Total Payment Potential: $230 million (Plus Royalties)
Based on the total payment potential of all three projects, Isis has the ability to generate $800 million in payments plus additional monies that will include such things as royalties. If Isis can continue to strengthen its strategic partnership with Biogen over the next 12-24 months and in the process meet the criteria for a number of these milestones, these transactions could play a vital role in the revenue the company is able to generate over the next few years.

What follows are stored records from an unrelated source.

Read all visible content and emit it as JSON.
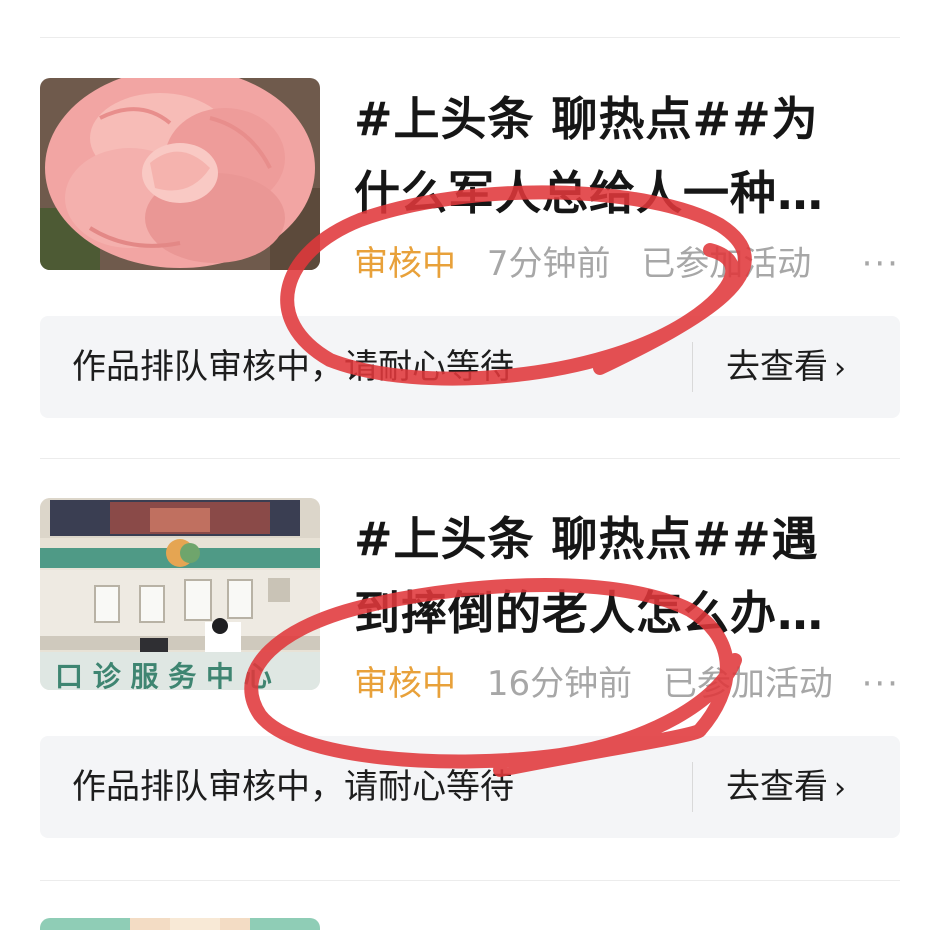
{
  "items": [
    {
      "title_line1": "#上头条 聊热点##为",
      "title_line2": "什么军人总给人一种…",
      "status": "审核中",
      "time": "7分钟前",
      "activity": "已参加活动",
      "more": "···",
      "notice": "作品排队审核中，请耐心等待",
      "action": "去查看",
      "chevron": "›",
      "thumbnail": "pink-flower-photo"
    },
    {
      "title_line1": "#上头条 聊热点##遇",
      "title_line2": "到摔倒的老人怎么办…",
      "status": "审核中",
      "time": "16分钟前",
      "activity": "已参加活动",
      "more": "···",
      "notice": "作品排队审核中，请耐心等待",
      "action": "去查看",
      "chevron": "›",
      "thumbnail": "service-hall-photo"
    }
  ],
  "colors": {
    "status": "#e8a13a",
    "meta": "#a7a7a7",
    "banner_bg": "#f4f5f7",
    "annotation": "#e0383b"
  }
}
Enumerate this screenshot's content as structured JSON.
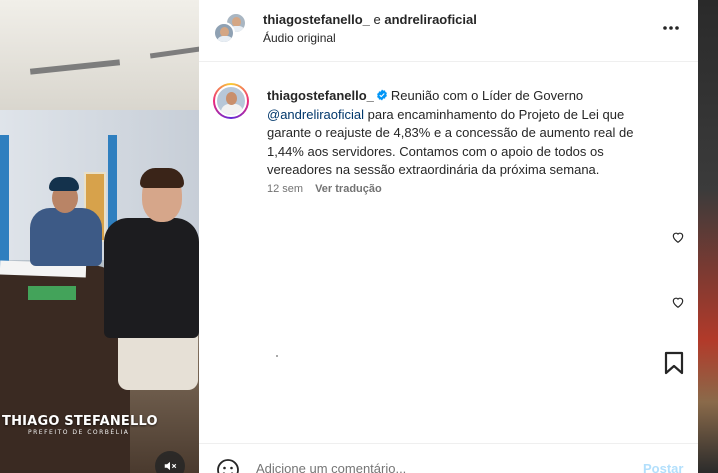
{
  "media": {
    "watermark_name": "THIAGO STEFANELLO",
    "watermark_sub": "PREFEITO DE CORBÉLIA"
  },
  "header": {
    "user1": "thiagostefanello_",
    "separator": " e ",
    "user2": "andreliraoficial",
    "audio": "Áudio original"
  },
  "caption": {
    "username": "thiagostefanello_",
    "text_before_mention": "Reunião com o Líder de Governo ",
    "mention": "@andreliraoficial",
    "text_after_mention": " para encaminhamento do Projeto de Lei que garante o reajuste de 4,83% e a concessão de aumento real de 1,44% aos servidores. Contamos com o apoio de todos os vereadores na sessão extraordinária da próxima semana.",
    "time_ago": "12 sem",
    "translate_label": "Ver tradução"
  },
  "comment": {
    "placeholder": "Adicione um comentário...",
    "post_label": "Postar"
  },
  "colors": {
    "link": "#00376b",
    "verified": "#0095f6",
    "post_disabled": "#b2dffc"
  },
  "icons": {
    "more": "more-horizontal-icon",
    "heart": "heart-icon",
    "bookmark": "bookmark-icon",
    "emoji": "emoji-icon",
    "mute": "speaker-muted-icon",
    "verified": "verified-badge-icon"
  }
}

AstraZeneca Partnership: Similar to its strategic alliance with Biogen, Isis Pharmaceuticals has also teamed up with AstraZeneca to develop a series of anti-sense drugs designed to defend against a total of five cancer-based targets. According to the company's earnings release, "The agreement comprises of $31 million in upfront and near-term payments, including a $25 million payment Isis has received followed by a $6 million payment which Isis is eligible to receive in the second quarter of 2013 assuming the research program is continuing". Although the $6 million dollar payment is contingent upon Isis maintaining its partnership with AstraZeneca (through at least the second quarter of 2013), I strongly believe this relationship will continue to be upheld as there are a number of drugs which still need to be developed as the result of the parameters of the particular partnership.
Conclusion: When it comes to those who may be looking to establish a position in Isis, I'd keep a watchful eye on not only the company's pre-existing partnerships with such companies as Biogen and AstraZeneca, but any new partnerships that may be forged as a result of the company's recent developments regarding its drug-candidate, ISIS-APOARx.